In un’altra mail pubblicata da Bezos l’estorsione è ancora più chiara: Howard dice che o Bezos (o il WaPo) dichiarano pubblicamente di “non avere nessun elemento per sostenere che le scelte editoriali del National Enquirer abbiano motivazioni politiche o influenzate dalla politica”, oppure le foto e i documenti sul magnate di Amazon verranno pubblicati. Bezos chiude il suo lungo post così: “Ovviamente non voglio che le mie foto private vengano pubblicate”, ma “non voglio nemmeno partecipare al loro noto comportamento ricattatorio, alle estorsioni, ai favori e agli attacchi politici, alla corruzione. Preferisco alzarmi in piedi, rovesciare questo tronco e vedere quali vermi ne strisciano fuori”.

L’Enquirer è un giornale piuttosto denigrato che ha spesso come obiettivo programmatico i progressisti americani, e si lancia in scoop fasulli per alzare vendite e infuocare opinioni (per esempio, famosi furono i reportage sul tradimento tra Michelle e Barack Obama, completamente privi di fondamento). Il giornale lavora secondo quello che è stato definito da un suo ex collaboratore “catch&kill“, cattura e uccidi. Ossia, prendere informazioni compromettenti su qualcuno di importante e metterlo sotto ricatto: favori o soldi per evitarne la pubblicazione.

Il giornale, tramite il suo editore Pecker, aiutò Trump durante la campagna presidenziale del 2016, non solo pubblicando pezzi a suo sostegno (e calunniando gli avversari), ma anche comprando i diritti per la vicenda di Karen McDougal, modella di Playboy che dice di aver avuto una relazione sessuale extraconiugale con Trump tra il 2006 e il 2007.

Pecker si assicurò che McDougal non raccontasse la sua storia, comprandone l’esclusiva con un contratto di non divulgazione; secondo un’inchiesta dell’Associated Press tutti i documenti riguardanti la storia della donna con Trump sono conservati in una cassaforte dentro un ufficio di Pecker. L’ex avvocato e amico di Trump, Michael Cohen, che sta collaborando con la giustizia come Pecker (il quale si è per questo assicurato l’immunità l’agosto scorso), ha raccontato come andarono i fatti: i soldi per i diritti erano stati tirati fuori dal comitato elettorale trumpiano. Cohen è stato condannato a tre anni di carcere per deviazione di fondi elettorali e uso illecito degli stessi, e ha anche ammesso che Trump aveva partecipato a progettare il piano per insabbiare la storia della Playmate.

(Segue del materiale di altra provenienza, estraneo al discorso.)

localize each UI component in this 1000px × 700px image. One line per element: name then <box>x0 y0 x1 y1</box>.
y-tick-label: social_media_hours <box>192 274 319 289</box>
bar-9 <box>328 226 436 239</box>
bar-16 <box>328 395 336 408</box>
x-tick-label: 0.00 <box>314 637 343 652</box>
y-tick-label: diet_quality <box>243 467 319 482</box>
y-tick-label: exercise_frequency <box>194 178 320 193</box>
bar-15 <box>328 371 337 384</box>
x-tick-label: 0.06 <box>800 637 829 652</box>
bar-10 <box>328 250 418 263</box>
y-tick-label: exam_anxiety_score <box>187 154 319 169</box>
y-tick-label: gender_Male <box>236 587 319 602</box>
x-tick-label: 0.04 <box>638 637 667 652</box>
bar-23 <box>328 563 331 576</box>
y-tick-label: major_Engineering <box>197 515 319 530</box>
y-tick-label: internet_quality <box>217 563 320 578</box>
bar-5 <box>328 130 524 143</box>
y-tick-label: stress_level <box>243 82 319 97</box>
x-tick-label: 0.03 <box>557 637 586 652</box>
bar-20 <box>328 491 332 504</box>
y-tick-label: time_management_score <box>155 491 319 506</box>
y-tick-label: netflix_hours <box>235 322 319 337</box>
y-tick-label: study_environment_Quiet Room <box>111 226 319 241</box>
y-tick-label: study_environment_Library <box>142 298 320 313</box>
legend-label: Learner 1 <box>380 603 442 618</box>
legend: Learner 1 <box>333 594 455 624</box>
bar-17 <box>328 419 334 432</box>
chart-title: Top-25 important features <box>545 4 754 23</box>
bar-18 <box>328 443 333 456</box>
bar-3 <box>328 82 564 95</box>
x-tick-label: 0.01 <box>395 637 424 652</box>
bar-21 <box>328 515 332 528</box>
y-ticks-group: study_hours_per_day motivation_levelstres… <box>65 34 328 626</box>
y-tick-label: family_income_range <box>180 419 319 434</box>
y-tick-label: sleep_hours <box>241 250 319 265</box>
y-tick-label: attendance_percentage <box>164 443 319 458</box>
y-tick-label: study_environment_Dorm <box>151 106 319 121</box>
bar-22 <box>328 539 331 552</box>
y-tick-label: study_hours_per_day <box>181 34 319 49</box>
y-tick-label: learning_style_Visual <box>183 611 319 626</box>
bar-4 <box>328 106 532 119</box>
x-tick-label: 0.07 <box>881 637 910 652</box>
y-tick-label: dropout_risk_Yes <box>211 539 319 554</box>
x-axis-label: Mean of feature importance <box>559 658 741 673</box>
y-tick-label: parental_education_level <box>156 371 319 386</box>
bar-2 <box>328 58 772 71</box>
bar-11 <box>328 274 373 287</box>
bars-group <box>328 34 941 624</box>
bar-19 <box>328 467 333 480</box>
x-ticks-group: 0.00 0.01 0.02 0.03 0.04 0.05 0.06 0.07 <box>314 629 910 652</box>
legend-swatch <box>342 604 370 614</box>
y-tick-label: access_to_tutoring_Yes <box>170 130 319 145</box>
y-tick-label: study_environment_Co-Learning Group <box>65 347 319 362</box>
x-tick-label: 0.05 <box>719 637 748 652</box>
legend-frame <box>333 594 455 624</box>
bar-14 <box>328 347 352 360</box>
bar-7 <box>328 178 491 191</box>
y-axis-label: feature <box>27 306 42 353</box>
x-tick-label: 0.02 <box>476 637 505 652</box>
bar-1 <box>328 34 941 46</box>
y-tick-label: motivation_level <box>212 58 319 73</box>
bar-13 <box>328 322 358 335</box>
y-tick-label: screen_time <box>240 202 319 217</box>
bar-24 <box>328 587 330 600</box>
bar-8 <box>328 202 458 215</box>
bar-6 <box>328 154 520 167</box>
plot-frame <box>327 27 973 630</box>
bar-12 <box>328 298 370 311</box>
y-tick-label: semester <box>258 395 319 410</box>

Oltre alla vicenda McDougal – reato federale negli Stati Uniti – Pecker e American Media Inc. (la più grossa società editrice di tabloid negli Stati Uniti controllata per maggioranza da Pecker e proprietaria dell’Enquirer) sono sotto accusa per aver condotto delle attività di lobbying non esplicite e non registrate per conto dell’Arabia Saudita. Anche questo, fosse appurato, sarebbe un reato federale.

Questi collegamenti sono usciti anche sul Washington Post, che sta facendo un grosso lavoro sui sauditi dopo l’assassinio di un suo editorialista, Jamal Khashoggi, avvenuto in circostanze ancora non del tutto chiarite all’interno del consolato saudita di Istanbul. Khashoggi, critico del governo di Riad e del nuovo corso del potere, è stato ucciso da una squadraccia dei servizi segreti del regno e si sospetta che sulla missione abbia avuto il ruolo di mandante l’erede al trono Mohammed bin Salman (oggi il New York Times pubblica uno scoop: l’Nsa starebbe cercando tra vecchie intercettazioni, e da queste ne sarebbe uscita una in cui bin Salman già un anno fa parlava di voler usare “una pallottola” contro il giornalista).

Bezos nel suo post ha anche raccontato che un rappresentante legale dell’Ami, ha detto che l’editore era “furioso” per via della inchieste su di lui e sui rapporti grigi tra National Enquirer e Arabia Saudita pubblicati dal WaPo. È quelli a cui si riferisce Howard quando ricattava Bezos.